Benché non esista una fonte che ne certifichi la nascita la strada più intuitiva indicherebbe che il loro nome derivi dalla forma, semplicemente pingue e panciuta, di questo formato di pasta ripiena. A contrapporsi a questa visione troppo semplicistica della faccenda, una leggenda che affonda nell’onomastica di tal Generale Pansoit al quale è stata attribuita una ricetta per sfamare le truppe di stanza, all’inizio dell’Ottocento, nel Levante ligure. Altri scritti, invece, collocano il primo debutto in società dei pansoti in occasione del festival gastronomico di Nervi nel 1961 mentre altri ancora sosterrebbero che furono cucinati per la prima volta a Rapallo negli anni ’30, quando furono anche serviti con una salsa a base di noci. Ad avvalorare questa versione, la ricorrenza che vedrebbe festeggiarne ricetta e condimento ogni 5 marzo. Quel che si sa per certo, comunque, è che ogni anno in Liguria si ha la possibilità di gustare questa pasta ripiena in occasione di diverse sagre, tra cui le più celebri sono quella di Fontanegli, quella di Bogliasco e quella di Ceranesi.

Cucina

Ciò che caratterizza questa pasta è proprio il suo ripieno, non a base di carne ma fatto con  verdure ed erbe fresche. In dialetto, il cosiddetto preboggion: un composto di erbe spontanee come l’amarago, la boraggine, la cicerbita, il dente di leone, il grattalingua, l’ortica, il papavero, il radicchio selvatico, il raperonzolo, il sanguisorba, il silene e il tarassaco. In alternativa vengono spesso utilizzate la bietola, gli spinaci, la cicoria, la catalogna, il cicorino, la rucola, la scarola, la lattuga e la verza. Il tutto viene poi mischiato con un formaggio fresco o ricotta, a contrastare la nota amarognola delle erbe. La ricetta originale prevede l’uso di un formaggio tipico genovese, la prescinsêua, e il condimento più appropriato sarebbe rappresentato da una salsa di noci arricchita con pinoli, aglio, prezzemolo, finocchietto o maggiorana.
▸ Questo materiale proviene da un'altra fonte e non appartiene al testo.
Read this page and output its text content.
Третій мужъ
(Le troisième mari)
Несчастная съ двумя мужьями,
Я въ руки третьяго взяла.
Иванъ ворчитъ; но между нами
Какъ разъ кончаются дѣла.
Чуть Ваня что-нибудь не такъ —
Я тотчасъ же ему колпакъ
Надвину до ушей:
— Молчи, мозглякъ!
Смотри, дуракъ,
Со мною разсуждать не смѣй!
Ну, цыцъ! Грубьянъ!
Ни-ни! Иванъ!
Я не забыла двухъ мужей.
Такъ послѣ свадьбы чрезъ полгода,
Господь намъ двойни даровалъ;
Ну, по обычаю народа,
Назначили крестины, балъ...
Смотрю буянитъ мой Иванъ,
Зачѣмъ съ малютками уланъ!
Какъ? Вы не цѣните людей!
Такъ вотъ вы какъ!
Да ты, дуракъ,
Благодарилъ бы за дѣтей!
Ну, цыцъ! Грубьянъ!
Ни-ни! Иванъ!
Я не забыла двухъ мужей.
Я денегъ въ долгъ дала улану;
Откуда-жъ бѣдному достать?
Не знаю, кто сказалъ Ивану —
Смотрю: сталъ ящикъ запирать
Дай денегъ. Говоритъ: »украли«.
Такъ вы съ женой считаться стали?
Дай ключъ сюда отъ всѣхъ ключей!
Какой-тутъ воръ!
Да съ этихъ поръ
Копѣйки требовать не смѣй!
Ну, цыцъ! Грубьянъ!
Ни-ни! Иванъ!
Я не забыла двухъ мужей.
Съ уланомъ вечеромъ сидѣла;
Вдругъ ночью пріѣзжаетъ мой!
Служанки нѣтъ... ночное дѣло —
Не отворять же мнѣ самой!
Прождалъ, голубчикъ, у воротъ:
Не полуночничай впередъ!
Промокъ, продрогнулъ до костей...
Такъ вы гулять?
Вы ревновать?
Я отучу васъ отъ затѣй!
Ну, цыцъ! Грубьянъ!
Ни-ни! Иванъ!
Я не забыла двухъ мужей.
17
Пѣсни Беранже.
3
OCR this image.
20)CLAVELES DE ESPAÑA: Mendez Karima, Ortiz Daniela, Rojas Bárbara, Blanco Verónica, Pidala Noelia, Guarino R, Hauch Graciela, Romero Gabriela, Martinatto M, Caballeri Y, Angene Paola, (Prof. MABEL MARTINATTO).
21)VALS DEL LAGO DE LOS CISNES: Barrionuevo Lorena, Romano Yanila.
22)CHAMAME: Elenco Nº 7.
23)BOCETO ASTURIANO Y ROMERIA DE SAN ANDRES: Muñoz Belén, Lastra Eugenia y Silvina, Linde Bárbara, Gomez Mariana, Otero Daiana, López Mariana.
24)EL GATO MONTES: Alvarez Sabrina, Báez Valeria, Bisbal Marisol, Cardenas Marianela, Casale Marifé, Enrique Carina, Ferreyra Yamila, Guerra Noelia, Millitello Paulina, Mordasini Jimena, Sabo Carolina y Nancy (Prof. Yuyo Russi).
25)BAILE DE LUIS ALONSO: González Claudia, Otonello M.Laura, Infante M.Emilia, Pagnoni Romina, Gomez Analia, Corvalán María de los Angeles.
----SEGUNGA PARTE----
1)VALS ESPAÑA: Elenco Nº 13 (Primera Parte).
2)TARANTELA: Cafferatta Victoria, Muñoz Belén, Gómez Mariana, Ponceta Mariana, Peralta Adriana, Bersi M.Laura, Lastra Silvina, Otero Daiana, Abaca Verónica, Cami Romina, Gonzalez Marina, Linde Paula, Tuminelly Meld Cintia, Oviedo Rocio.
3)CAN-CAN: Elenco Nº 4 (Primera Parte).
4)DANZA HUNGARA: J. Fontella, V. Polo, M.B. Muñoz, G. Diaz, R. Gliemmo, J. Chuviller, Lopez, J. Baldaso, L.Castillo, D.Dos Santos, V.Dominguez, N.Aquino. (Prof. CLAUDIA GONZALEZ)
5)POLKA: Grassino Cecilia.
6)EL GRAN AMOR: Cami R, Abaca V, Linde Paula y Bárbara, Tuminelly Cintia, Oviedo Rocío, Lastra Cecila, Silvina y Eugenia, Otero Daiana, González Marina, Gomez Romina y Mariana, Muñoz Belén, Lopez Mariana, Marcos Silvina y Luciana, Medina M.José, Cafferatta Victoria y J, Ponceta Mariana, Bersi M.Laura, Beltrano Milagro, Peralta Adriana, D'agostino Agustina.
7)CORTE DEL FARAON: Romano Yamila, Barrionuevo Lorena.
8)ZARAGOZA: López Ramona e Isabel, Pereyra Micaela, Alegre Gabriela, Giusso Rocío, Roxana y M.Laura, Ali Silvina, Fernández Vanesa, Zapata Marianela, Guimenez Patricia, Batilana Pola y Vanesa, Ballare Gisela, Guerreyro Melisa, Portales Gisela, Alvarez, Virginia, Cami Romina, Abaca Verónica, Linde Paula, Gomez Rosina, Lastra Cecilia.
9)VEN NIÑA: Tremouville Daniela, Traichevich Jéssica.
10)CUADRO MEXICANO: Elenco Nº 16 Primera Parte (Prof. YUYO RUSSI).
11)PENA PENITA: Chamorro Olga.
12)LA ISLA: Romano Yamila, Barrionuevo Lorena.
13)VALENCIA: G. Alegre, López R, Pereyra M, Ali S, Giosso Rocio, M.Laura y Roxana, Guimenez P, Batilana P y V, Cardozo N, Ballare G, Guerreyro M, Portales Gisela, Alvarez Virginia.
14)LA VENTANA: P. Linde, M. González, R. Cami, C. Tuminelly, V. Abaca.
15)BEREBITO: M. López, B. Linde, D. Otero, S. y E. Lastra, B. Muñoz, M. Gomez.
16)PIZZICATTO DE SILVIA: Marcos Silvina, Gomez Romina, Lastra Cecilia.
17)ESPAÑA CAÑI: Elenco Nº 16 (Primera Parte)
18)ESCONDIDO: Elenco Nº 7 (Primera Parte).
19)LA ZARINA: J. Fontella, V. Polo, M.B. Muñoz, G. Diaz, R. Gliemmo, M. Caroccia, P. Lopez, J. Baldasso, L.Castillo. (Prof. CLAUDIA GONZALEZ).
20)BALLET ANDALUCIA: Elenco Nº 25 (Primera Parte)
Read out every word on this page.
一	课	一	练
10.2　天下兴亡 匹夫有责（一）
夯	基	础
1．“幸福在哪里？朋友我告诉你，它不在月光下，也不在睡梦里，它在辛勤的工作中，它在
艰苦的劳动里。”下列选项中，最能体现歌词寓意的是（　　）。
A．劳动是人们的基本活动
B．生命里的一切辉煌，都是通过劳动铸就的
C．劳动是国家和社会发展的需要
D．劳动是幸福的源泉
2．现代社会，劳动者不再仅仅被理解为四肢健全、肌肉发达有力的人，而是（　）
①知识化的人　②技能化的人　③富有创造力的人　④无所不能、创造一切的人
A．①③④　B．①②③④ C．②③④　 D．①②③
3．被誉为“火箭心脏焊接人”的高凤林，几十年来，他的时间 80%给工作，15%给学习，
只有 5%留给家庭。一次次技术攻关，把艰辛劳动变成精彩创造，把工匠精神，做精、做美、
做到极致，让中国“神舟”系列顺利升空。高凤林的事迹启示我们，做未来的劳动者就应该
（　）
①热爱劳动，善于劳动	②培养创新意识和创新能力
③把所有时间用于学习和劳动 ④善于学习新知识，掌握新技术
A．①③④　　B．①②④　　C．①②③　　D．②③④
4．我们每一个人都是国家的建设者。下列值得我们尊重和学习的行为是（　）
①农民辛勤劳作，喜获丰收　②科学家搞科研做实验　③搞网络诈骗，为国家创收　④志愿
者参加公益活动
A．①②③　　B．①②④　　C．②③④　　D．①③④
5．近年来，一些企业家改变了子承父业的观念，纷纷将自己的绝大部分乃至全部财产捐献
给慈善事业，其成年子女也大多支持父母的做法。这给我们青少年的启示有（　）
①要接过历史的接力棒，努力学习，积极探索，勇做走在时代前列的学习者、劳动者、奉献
In passato la salsa di noci era chiamata “agliata bianca”, “agliata alle noci” o “savore di noci e aglio”, la cui diffusione si deve ai commerci dei genovesi con l’Oriente, considerando che in Persia e nei Balcani esiste una versione simile utilizzata per condire i bolliti. Oltre ai pansoti con la salsa di noci esistono versioni che contemplano un semplice ragù di carne o semplicemente in bianco, con una noce di burro o un filo d’olio extra vergine d’oliva.